El calentamiento global empuja al planeta a uno de los años más extremos de la historia reciente

calentamiento global

El cambio climático agravado por la actividad humana convirtió al último año en uno de los más calurosos jamás registrados, según advirtieron científicos especializados en atribución climática. Además, por primera vez, el promedio de temperatura global de un período trianual superó el umbral fijado en el Acuerdo de París, que buscaba limitar el calentamiento del planeta para evitar impactos irreversibles sobre los ecosistemas y las sociedades humanas.

El análisis fue elaborado por investigadores de World Weather Attribution y presentado en Europa, tras un año marcado por fenómenos extremos que golpearon con fuerza a distintas regiones del mundo. A pesar de la presencia de La Niña, un fenómeno natural que suele moderar las temperaturas globales, el calor persistió. Los científicos atribuyen este comportamiento al uso continuado de combustibles fósiles, cuya quema libera grandes cantidades de gases de efecto invernadero en la atmósfera.

De acuerdo con los especialistas, las olas de calor se consolidaron como el evento climático más letal del año.

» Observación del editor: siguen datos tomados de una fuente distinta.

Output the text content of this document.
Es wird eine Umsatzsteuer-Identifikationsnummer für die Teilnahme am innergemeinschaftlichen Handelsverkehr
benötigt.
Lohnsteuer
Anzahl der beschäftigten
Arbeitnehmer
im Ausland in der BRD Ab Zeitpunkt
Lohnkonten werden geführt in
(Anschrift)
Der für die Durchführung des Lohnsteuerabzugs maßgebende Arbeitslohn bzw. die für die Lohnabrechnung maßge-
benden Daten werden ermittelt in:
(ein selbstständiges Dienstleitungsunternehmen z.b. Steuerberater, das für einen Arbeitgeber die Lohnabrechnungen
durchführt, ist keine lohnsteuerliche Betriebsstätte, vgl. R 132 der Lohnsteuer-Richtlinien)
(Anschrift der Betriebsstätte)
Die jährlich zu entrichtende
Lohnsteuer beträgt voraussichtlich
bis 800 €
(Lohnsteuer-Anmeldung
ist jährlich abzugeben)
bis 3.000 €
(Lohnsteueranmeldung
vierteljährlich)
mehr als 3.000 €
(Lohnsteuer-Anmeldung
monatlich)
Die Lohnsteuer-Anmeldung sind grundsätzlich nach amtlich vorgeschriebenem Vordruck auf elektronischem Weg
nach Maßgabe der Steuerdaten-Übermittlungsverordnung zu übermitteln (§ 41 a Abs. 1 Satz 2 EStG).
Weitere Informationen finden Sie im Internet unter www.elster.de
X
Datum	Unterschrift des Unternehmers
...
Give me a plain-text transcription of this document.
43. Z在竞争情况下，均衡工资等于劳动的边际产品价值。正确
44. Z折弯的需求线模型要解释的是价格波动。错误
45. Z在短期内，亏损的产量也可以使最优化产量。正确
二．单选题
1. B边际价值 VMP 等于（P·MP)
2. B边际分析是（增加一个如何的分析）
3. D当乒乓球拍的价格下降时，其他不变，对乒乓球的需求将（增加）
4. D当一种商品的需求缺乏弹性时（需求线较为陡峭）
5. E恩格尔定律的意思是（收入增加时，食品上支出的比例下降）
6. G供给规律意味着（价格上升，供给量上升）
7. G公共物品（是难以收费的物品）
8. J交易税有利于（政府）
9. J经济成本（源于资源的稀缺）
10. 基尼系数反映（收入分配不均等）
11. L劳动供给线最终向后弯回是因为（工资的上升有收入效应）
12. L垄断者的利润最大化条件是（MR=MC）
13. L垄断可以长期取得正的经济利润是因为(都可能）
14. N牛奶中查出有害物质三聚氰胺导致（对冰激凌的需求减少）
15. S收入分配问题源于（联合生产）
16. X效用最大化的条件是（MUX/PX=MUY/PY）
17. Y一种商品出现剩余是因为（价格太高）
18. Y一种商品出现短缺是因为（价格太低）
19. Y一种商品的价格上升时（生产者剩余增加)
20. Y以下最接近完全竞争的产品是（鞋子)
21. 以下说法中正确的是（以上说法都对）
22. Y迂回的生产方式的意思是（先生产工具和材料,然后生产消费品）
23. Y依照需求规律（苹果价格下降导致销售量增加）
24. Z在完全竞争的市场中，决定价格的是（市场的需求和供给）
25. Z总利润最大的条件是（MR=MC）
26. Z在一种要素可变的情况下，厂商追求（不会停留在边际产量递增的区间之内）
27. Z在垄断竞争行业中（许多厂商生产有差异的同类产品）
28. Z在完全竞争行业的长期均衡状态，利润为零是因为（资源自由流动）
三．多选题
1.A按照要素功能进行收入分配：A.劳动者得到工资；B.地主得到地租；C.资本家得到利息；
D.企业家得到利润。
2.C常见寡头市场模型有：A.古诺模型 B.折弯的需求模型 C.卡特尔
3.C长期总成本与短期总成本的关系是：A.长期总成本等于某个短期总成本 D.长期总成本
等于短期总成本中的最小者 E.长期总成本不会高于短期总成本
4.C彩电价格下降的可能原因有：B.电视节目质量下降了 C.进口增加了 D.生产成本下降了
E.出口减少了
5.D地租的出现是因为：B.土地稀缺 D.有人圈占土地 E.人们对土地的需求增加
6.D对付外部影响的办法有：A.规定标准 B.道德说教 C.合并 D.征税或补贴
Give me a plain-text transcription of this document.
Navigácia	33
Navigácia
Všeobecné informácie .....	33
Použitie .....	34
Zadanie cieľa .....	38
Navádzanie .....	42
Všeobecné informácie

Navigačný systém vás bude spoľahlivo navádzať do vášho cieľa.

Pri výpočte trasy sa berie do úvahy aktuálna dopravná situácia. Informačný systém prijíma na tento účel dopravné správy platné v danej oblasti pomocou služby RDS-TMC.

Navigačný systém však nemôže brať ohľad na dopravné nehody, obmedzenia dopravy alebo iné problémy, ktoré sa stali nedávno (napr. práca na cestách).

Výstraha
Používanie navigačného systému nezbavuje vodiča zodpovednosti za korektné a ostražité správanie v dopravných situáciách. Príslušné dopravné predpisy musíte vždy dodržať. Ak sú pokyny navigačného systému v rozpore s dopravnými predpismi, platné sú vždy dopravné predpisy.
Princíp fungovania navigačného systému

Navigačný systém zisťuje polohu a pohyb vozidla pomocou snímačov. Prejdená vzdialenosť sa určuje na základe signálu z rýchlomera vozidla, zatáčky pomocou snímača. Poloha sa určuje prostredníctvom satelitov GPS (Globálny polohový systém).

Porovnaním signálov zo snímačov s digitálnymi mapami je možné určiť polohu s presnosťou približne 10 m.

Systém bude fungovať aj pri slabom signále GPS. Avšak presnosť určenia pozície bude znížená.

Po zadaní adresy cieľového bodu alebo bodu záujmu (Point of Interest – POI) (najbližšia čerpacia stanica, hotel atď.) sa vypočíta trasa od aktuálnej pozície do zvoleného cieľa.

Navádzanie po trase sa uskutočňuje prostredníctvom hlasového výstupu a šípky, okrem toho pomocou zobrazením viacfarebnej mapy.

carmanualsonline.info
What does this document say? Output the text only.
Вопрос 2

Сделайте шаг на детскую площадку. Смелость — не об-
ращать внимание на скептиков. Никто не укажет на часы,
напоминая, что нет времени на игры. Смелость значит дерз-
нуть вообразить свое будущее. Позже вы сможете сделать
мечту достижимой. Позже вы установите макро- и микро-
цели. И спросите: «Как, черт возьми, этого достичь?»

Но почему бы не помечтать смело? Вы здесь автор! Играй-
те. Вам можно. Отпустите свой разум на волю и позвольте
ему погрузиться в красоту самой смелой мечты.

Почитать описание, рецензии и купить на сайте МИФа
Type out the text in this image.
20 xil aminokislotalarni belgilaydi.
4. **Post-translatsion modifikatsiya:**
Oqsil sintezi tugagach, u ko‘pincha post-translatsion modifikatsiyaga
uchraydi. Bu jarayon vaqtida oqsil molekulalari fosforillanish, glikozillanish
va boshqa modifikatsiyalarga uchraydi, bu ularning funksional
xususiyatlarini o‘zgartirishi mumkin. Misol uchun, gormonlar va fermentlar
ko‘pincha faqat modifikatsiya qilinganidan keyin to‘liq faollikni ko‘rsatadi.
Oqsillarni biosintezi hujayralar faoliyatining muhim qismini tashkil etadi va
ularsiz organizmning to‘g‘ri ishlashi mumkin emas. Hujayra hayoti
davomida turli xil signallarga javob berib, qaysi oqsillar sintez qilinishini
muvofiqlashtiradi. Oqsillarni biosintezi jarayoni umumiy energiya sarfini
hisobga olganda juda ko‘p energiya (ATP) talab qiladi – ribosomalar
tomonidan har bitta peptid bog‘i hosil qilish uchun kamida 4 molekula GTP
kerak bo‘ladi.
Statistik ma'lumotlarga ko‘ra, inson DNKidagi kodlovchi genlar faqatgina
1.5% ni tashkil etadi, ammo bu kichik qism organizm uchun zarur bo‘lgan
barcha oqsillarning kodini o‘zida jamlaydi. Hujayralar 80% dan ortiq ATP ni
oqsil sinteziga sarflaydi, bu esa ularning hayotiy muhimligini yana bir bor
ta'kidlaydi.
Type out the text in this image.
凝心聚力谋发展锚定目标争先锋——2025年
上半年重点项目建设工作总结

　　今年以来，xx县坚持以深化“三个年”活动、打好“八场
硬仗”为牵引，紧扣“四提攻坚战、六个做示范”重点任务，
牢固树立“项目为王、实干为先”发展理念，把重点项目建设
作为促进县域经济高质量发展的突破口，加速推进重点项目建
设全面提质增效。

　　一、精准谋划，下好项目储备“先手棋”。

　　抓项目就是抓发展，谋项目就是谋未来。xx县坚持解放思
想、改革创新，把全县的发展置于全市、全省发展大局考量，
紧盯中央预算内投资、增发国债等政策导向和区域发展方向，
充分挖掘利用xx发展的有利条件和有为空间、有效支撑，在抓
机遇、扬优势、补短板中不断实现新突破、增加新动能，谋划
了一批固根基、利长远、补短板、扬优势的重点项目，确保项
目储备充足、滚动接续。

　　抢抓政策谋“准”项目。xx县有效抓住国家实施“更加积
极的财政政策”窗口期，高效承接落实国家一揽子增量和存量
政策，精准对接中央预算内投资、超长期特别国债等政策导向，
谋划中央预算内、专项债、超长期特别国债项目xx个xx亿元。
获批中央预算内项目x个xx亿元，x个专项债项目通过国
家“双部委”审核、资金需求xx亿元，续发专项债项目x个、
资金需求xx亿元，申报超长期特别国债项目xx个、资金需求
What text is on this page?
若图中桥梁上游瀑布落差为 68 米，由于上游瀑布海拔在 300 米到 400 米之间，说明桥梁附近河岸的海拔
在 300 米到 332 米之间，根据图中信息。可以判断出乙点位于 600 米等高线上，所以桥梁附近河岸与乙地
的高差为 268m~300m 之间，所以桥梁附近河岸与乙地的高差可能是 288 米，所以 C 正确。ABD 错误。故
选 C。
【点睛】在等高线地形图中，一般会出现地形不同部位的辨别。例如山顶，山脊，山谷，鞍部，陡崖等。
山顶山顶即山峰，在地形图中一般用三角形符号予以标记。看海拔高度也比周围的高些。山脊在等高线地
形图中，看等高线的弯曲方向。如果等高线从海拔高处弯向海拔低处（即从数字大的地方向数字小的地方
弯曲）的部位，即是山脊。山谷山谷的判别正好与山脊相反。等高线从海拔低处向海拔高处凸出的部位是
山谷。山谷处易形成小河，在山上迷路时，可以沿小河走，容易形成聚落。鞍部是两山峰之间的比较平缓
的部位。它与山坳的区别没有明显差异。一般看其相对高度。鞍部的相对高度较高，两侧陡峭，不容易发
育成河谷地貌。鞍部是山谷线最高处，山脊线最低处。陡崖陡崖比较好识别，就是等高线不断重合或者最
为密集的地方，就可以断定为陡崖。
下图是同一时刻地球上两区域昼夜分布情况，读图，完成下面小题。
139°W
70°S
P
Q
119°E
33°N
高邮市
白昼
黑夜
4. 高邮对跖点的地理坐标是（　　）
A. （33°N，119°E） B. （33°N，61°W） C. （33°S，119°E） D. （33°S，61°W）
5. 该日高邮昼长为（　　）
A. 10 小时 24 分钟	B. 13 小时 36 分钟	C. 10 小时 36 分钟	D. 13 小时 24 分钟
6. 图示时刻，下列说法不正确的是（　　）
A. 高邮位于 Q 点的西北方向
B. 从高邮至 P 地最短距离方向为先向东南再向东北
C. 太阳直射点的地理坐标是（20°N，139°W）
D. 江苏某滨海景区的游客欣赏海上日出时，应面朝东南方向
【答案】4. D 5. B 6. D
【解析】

Muchas de ellas fueron considerablemente más probables que en décadas pasadas debido al calentamiento inducido por el ser humano. Situaciones que antes eran excepcionales ahora se repiten con mayor frecuencia y duración, generando impactos severos sobre la salud, los sistemas productivos y la infraestructura urbana.

El informe también da cuenta de incendios forestales alimentados por sequías prolongadas en zonas del Mediterráneo oriental, así como lluvias intensas que provocaron inundaciones y deslizamientos de tierra en América Latina y el sur de Asia. En el sudeste asiático, un tifón de gran intensidad obligó a evacuaciones masivas, mientras que las lluvias monzónicas dejaron un saldo de destrucción en amplias regiones del subcontinente indio.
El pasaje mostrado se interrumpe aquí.